Евпраксия промолчала. Вести из Италии ее не касались. Ниоткуда не ждала вестей.
– Я получил известия из Италии и не могу сказать, что они слишком утешительны. Я надеялся…
Генрих остановился, уставился на Евпраксию. Она оставалась по-прежнему равнодушной. Все в ней умерло к этому человеку. Чего ему нужно от нее?
Император уловил это настроение, переменил направление разговора.
– Киевский князь, ваш отец, в грамотах ко мне просит, дабы по своему усмотрению могли распоряжаться его послами. Вы можете оставить их при себе для услуг, можете отправить назад в Киев.
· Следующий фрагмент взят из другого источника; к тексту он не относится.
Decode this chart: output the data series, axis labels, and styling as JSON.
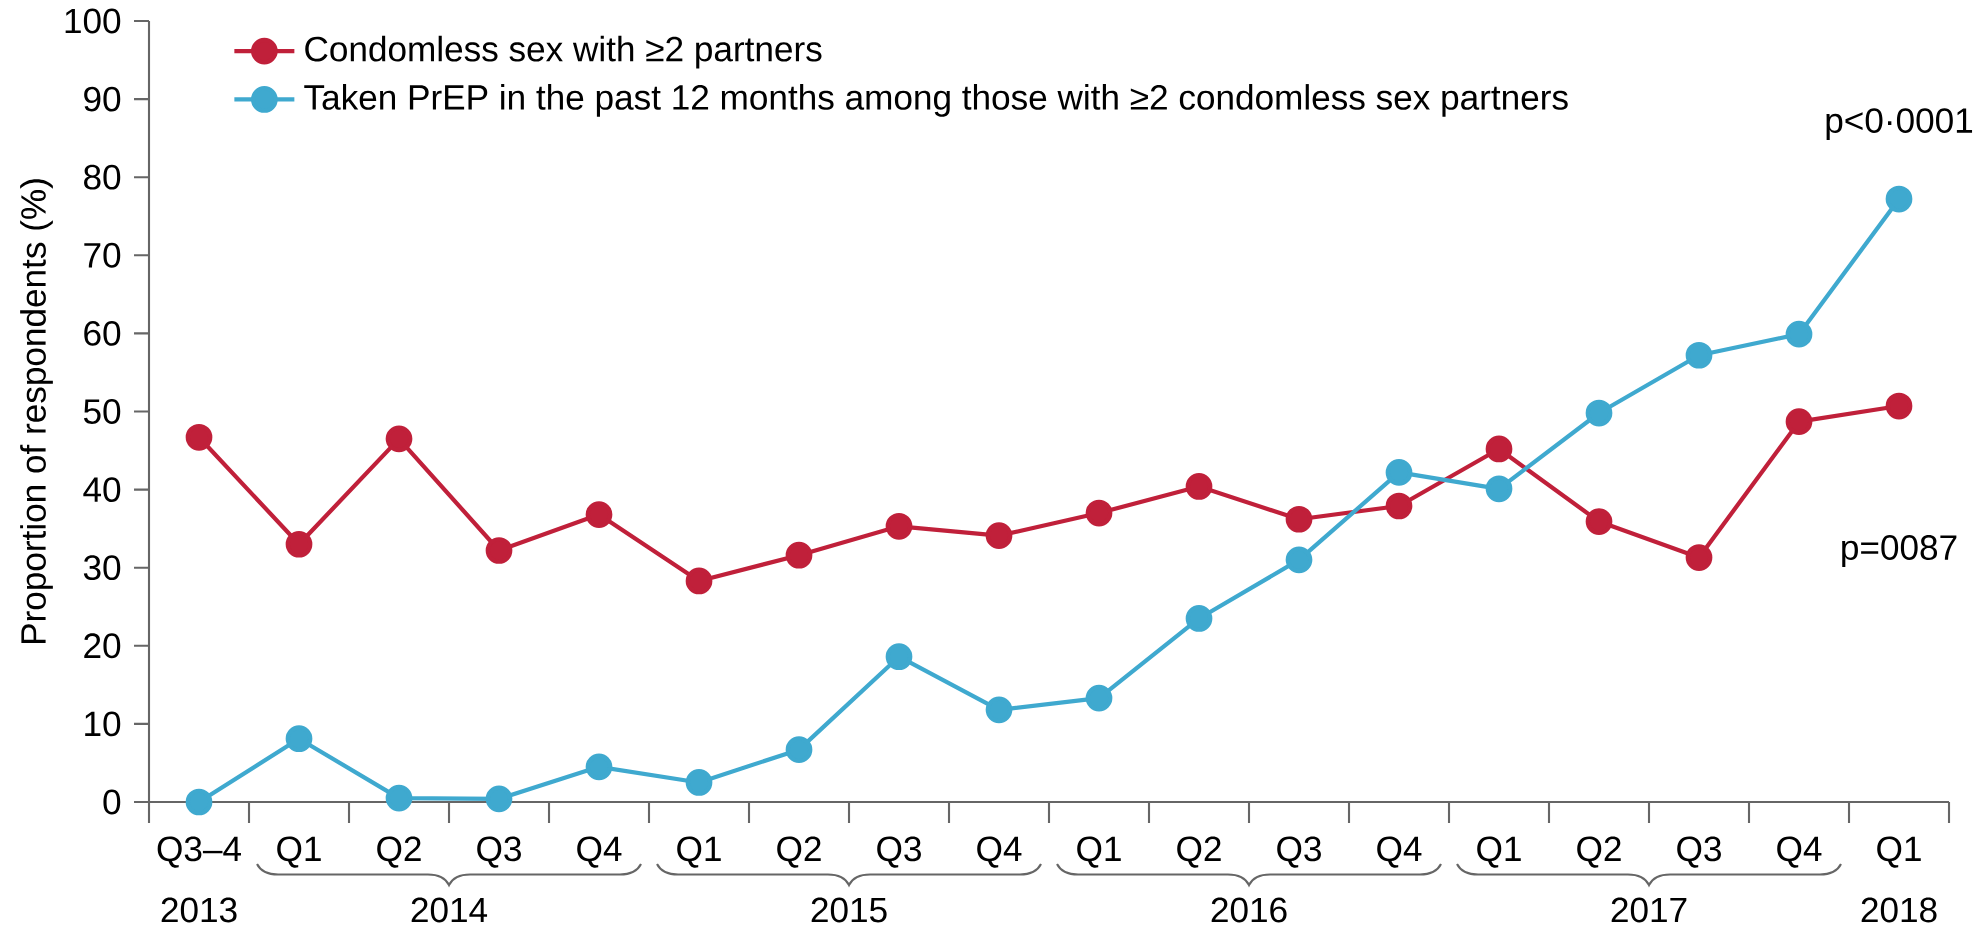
{
  "chart_data": {
    "type": "line",
    "ylabel": "Proportion of respondents (%)",
    "categories": [
      "Q3–4",
      "Q1",
      "Q2",
      "Q3",
      "Q4",
      "Q1",
      "Q2",
      "Q3",
      "Q4",
      "Q1",
      "Q2",
      "Q3",
      "Q4",
      "Q1",
      "Q2",
      "Q3",
      "Q4",
      "Q1"
    ],
    "series": [
      {
        "name": "Condomless sex with ≥2 partners",
        "color": "#c0203a",
        "values": [
          46.7,
          33.0,
          46.5,
          32.2,
          36.8,
          28.3,
          31.6,
          35.3,
          34.1,
          37.0,
          40.4,
          36.2,
          37.9,
          45.2,
          35.9,
          31.3,
          48.7,
          50.7
        ]
      },
      {
        "name": "Taken PrEP in the past 12 months among those with ≥2 condomless sex partners",
        "color": "#3fa9cf",
        "values": [
          0,
          8.1,
          0.5,
          0.4,
          4.5,
          2.5,
          6.7,
          18.6,
          11.8,
          13.3,
          23.5,
          31.0,
          42.2,
          40.1,
          49.8,
          57.2,
          59.9,
          77.2
        ]
      }
    ],
    "ylim": [
      0,
      100
    ],
    "yticks": [
      0,
      10,
      20,
      30,
      40,
      50,
      60,
      70,
      80,
      90,
      100
    ],
    "annotations": [
      "p=0087",
      "p<0·0001",
      "2013",
      "2014",
      "2015",
      "2016",
      "2017",
      "2018"
    ],
    "legend": "top left",
    "grid": false,
    "marker": "circle",
    "line_style": "solid"
  }
}
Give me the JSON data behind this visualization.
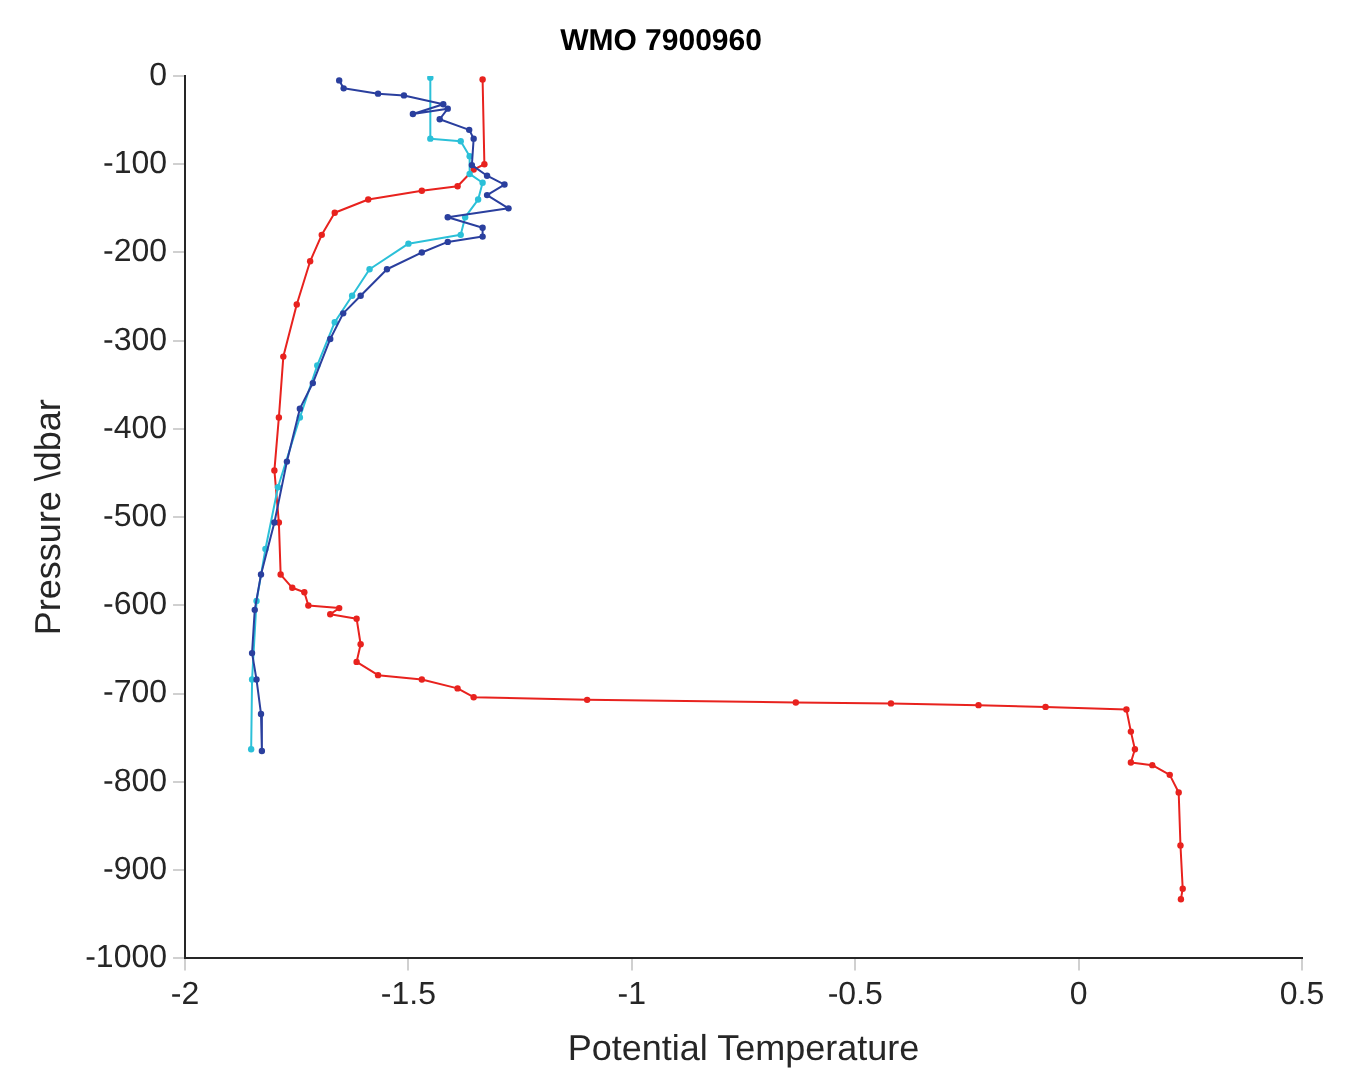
{
  "chart_data": {
    "type": "line",
    "title": "WMO 7900960",
    "xlabel": "Potential Temperature",
    "ylabel": "Pressure \\dbar",
    "xlim": [
      -2,
      0.5
    ],
    "xticks": [
      -2,
      -1.5,
      -1,
      -0.5,
      0,
      0.5
    ],
    "ylim": [
      -1000,
      0
    ],
    "yticks": [
      -1000,
      -900,
      -800,
      -700,
      -600,
      -500,
      -400,
      -300,
      -200,
      -100,
      0
    ],
    "grid": false,
    "legend": false,
    "marker": "circle",
    "line_style": "solid",
    "series": [
      {
        "color": "#2a3f9e",
        "x": [
          -1.655,
          -1.645,
          -1.568,
          -1.51,
          -1.422,
          -1.49,
          -1.412,
          -1.43,
          -1.364,
          -1.354,
          -1.358,
          -1.324,
          -1.285,
          -1.324,
          -1.276,
          -1.412,
          -1.334,
          -1.334,
          -1.412,
          -1.47,
          -1.548,
          -1.607,
          -1.646,
          -1.675,
          -1.714,
          -1.743,
          -1.772,
          -1.8,
          -1.83,
          -1.844,
          -1.85,
          -1.84,
          -1.83,
          -1.828
        ],
        "values": [
          -5,
          -14,
          -20,
          -22,
          -32,
          -43,
          -37,
          -49,
          -61,
          -71,
          -101,
          -113,
          -123,
          -135,
          -150,
          -160,
          -172,
          -182,
          -188,
          -200,
          -219,
          -249,
          -269,
          -298,
          -348,
          -377,
          -437,
          -506,
          -565,
          -605,
          -654,
          -684,
          -723,
          -765
        ]
      },
      {
        "color": "#2bc0d8",
        "x": [
          -1.451,
          -1.451,
          -1.383,
          -1.363,
          -1.363,
          -1.334,
          -1.344,
          -1.373,
          -1.383,
          -1.5,
          -1.587,
          -1.626,
          -1.665,
          -1.704,
          -1.743,
          -1.792,
          -1.82,
          -1.84,
          -1.85,
          -1.852
        ],
        "values": [
          -2,
          -71,
          -74,
          -91,
          -111,
          -121,
          -140,
          -160,
          -180,
          -190,
          -219,
          -249,
          -279,
          -328,
          -387,
          -466,
          -536,
          -595,
          -684,
          -763
        ]
      },
      {
        "color": "#e8221e",
        "x": [
          -1.334,
          -1.33,
          -1.354,
          -1.39,
          -1.47,
          -1.59,
          -1.665,
          -1.694,
          -1.72,
          -1.75,
          -1.78,
          -1.79,
          -1.8,
          -1.79,
          -1.786,
          -1.76,
          -1.733,
          -1.724,
          -1.655,
          -1.675,
          -1.616,
          -1.607,
          -1.616,
          -1.568,
          -1.47,
          -1.39,
          -1.354,
          -1.1,
          -0.633,
          -0.42,
          -0.224,
          -0.074,
          0.107,
          0.117,
          0.126,
          0.117,
          0.165,
          0.204,
          0.224,
          0.228,
          0.233,
          0.229
        ],
        "values": [
          -4,
          -100,
          -106,
          -125,
          -130,
          -140,
          -155,
          -180,
          -210,
          -259,
          -318,
          -387,
          -447,
          -506,
          -565,
          -580,
          -585,
          -600,
          -603,
          -610,
          -615,
          -644,
          -664,
          -679,
          -684,
          -694,
          -704,
          -707,
          -710,
          -711,
          -713,
          -715,
          -718,
          -743,
          -763,
          -778,
          -781,
          -792,
          -812,
          -872,
          -921,
          -933
        ]
      }
    ]
  }
}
Он считает, что вам приятно будет иметь возле себя славянские души. К тому же он послал молодых.
Говорят, он любит молодых. Так же и вы.
– А так же и вы, император, – добавила Евпраксия.
– Я? – удивился Генрих. – Разве я порезал себе руку на пиру при виде молодой женщины?
– Вы избрали императрицей меня, а я не принадлежу к старым людям.
Может быть, я слишком молода.
Ей хотелось сказать: "Возмутительно молода и нетронута", но она сдержалась, лишь скользнула по нему серыми своими глазами, да так, что у другого человека от их взгляда сердце зашлось бы. Генрих же только стиснул зубы и еще быстрей забегал по заду. На ходу кидал:
– У киевского царя, как мне сказали, преступное пристрастие к молодым…
– Вас это не должно беспокоить.
– Ну, да, но вы его дочь.
– Я императрица германская.
– Именно поэтому… Вы обманули меня, императора…
– Может, вы ошибаетесь?
– Именно так, именно так… Я полагал, что в ваших жилах течет кровь греческих императоров…
– Я никому такого не говорила…
– Да, но я полагал…
– Нужно было спросить у меня.
– Есть вещи, о коих не расспрашивают. Известно было, что русский князь сочетался браком с греческой принцессой. Но никто не знал, что она умерла и что он взял себе в жены девушку из подлого рода…
– Из простого…
– Все равно.
– Не для меня.
– Так вот: я жестоко обманулся.
– Вы можете объявить новый манифест. Отменить свой предыдущий и призвать своих людей молиться за какую-нибудь новую императрицу. С греческой кровью в жилах. Надеюсь, вы уже нашли такую?
– Я надеялся на объединение церквей, но в этом мне отказано: киевская церковь оттолкнула руку церкви Римской.
– Должно ли мне различать церкви нашу и вашу?
– То – дело клира. Но для государства… Когда-то Великий Теодорих[8] в письме к франку Хлодвигу сказал, что бог соединяет королей различных народов святыми семейными узами, дабы их миролюбием родственным крепить желаемый этими народами покой. Ибо лишь то свято, что не может быть нарушено никакой враждой. Короли роднятся, народы, отделенные друг от друга, обретают единую волю, и чрез те узы влекутся к согласию и единению дум.
– Я уже слышала о судьбах государства. Хотела бы услышать о себе.
– Я сказал.
– Хотите послушать и меня?
Генрих снова остановился, посмотрел на Евпраксию – настороженно, чуть ли не испуганно. В ней кипела юность.
– О чем?
– О вас.
– Император может говорить только о государстве. О власти. Ни о чем больше.
Ей хотелось закричать: "А Кведлинбург!" Закусила губы, свела – не разжать – пальцы обеих рук… Винные погреба Кведлинбургского аббатства.